Last weekend I was in Iceland, for Iceland Noir, a wonderful celebration of all things crime fiction. I was honoured to have been invited over to talk on a panel entitled Screen vs Book, with fellow authors Kevin Wignall and Ann Cleeves, plus actor Íris Tanja Flygenring, moderated by Þóra Karítas Árnadóttir.
In general people talk about the book being better than the film, and while I’d agree in many cases (biased as I am!), I’ve been thinking about examples in which I don’t think that’s true. Or not wholly, anyway.
And here they are…
1. FIGHT CLUB
I love David Fincher’s Fight Club so much that it was almost inevitable that when I eventually read the book, by Chuck Palahniuk, it would slightly disappoint. Tyler Durden, as played by Brad Pitt, just seemed so much more charismatic, and onscreen he has a political agenda that feels much more satisfying. In retrospect, though, I now see that I was biased. When I read the book I already knew about the twist, and had I read it first I’d have probably preferred the book. Palahniuk’s irreverent style is never more in evidence, plus we not only learn more about Marla (one of my favourite characters ever, in any movie) but he gives us a brilliant ending which, dare I say it, is better than in the film.
2. PSYCHO
Hitchcock’s film is so iconic that it’s easy to forget it was based on a book at all.
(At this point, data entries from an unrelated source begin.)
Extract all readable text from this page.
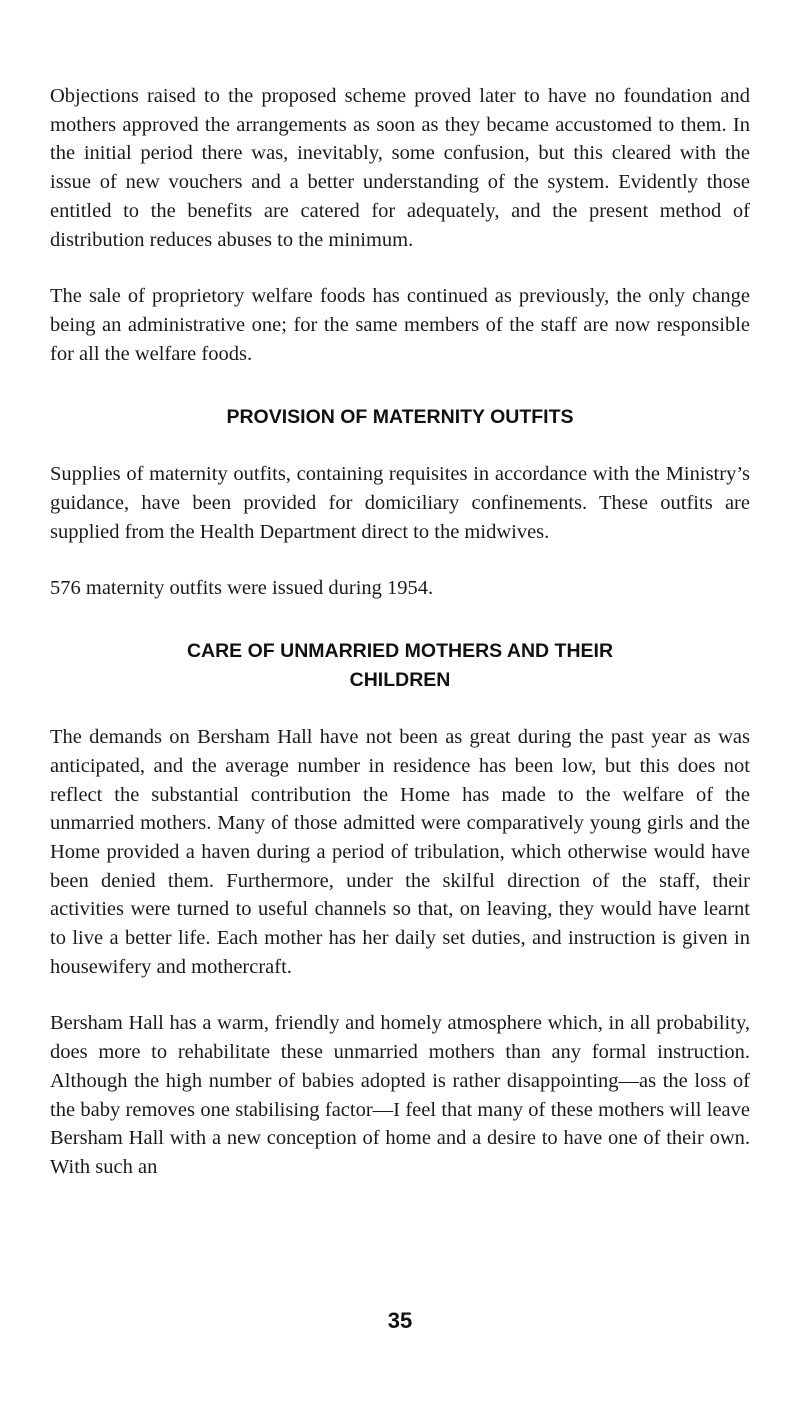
Objections raised to the proposed scheme proved later to have no foundation and mothers approved the arrangements as soon as they became accustomed to them. In the initial period there was, inevitably, some confusion, but this cleared with the issue of new vouchers and a better understanding of the system. Evidently those entitled to the benefits are catered for adequately, and the present method of distribution reduces abuses to the minimum.

The sale of proprietory welfare foods has continued as previously, the only change being an administrative one; for the same members of the staff are now responsible for all the welfare foods.

PROVISION OF MATERNITY OUTFITS

Supplies of maternity outfits, containing requisites in accordance with the Ministry’s guidance, have been provided for domiciliary confinements. These outfits are supplied from the Health Department direct to the midwives.

576 maternity outfits were issued during 1954.

CARE OF UNMARRIED MOTHERS AND THEIR
CHILDREN

The demands on Bersham Hall have not been as great during the past year as was anticipated, and the average number in residence has been low, but this does not reflect the substantial contribution the Home has made to the welfare of the unmarried mothers. Many of those admitted were comparatively young girls and the Home provided a haven during a period of tribulation, which otherwise would have been denied them. Furthermore, under the skilful direction of the staff, their activities were turned to useful channels so that, on leaving, they would have learnt to live a better life. Each mother has her daily set duties, and instruction is given in housewifery and mothercraft.

Bersham Hall has a warm, friendly and homely atmosphere which, in all probability, does more to rehabilitate these unmarried mothers than any formal instruction. Although the high number of babies adopted is rather disappointing—as the loss of the baby removes one stabilising factor—I feel that many of these mothers will leave Bersham Hall with a new conception of home and a desire to have one of their own. With such an

35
But Robert Bloch’s novel (to which Hitchcock was remarkably faithful) is, if anything, even better. It allows us a real, chilling understanding Norman Bates, and even a little bit of sympathy, plus we get some of the backstory of him and his mother and even learned what happened to her in the end. A brilliant book that became one of the most famous movies ever made.
3. THE GIRL WITH THE DRAGON TATTOO
Here Fincher does another brilliant job of transferring a book to the screen, though in fact the original Swedish film (directed by Niels Arden Oplev) is just as good. The story here is so gripping, and Lisbeth Salander such a gift of a character, that it’s easy to think it’d be impossible to make a bad movie of the book. For me it’s a rare example of a film surpassing the source material; I find Stieg Larrsson’s novel overly long, with too much superfluous material to be really enjoyable. Boiled down to a two and half hour movie, though, it’s almost perfect.
4. THE SILENCE OF THE LAMBS
Thomas Harris published his novel , a sequel, in 1988, but in 1991 Jonathan Demme took it and turned it into an Oscar winning movie. He largely retained the plot, with a few changes (implicating Chilton in Lecter’s escape, for example, plus, inevitably, the ending), but it was the stellar performances of Jodie Foster and, particularly, Anthony Hopkins, that lifted the film onto another level. Though much parodied, Hopkins portrayal of Lecter was truly chilling, and it was this that made the character one of the iconic villains of today.
5. UNDER THE SKIN
A film that’s divided people, because it’s so damn weird, but I love it and think it’s a great example of what a truly visionary filmmaker can do with a book. Jonathan Glazer has stripped Michel Faber’s stunning novel back so far that what remains can be summed up in a single sentence. The plot, certainly, has all but gone. However he’s retained the spirit of the novel, and the film he’s created is his own unique vision. We now have two works of art, a book and film that are different yet complimentary, and both brilliant.
So what do you think? Do you tend to prefer the book or the movie? Any examples of when one or the other has surprised you?
LOVE the “Under The Skin” film! As for other instances of the film being as good as (if not better), maybe Jack Clayton’s “The Innocents”? Sorry, Henry James.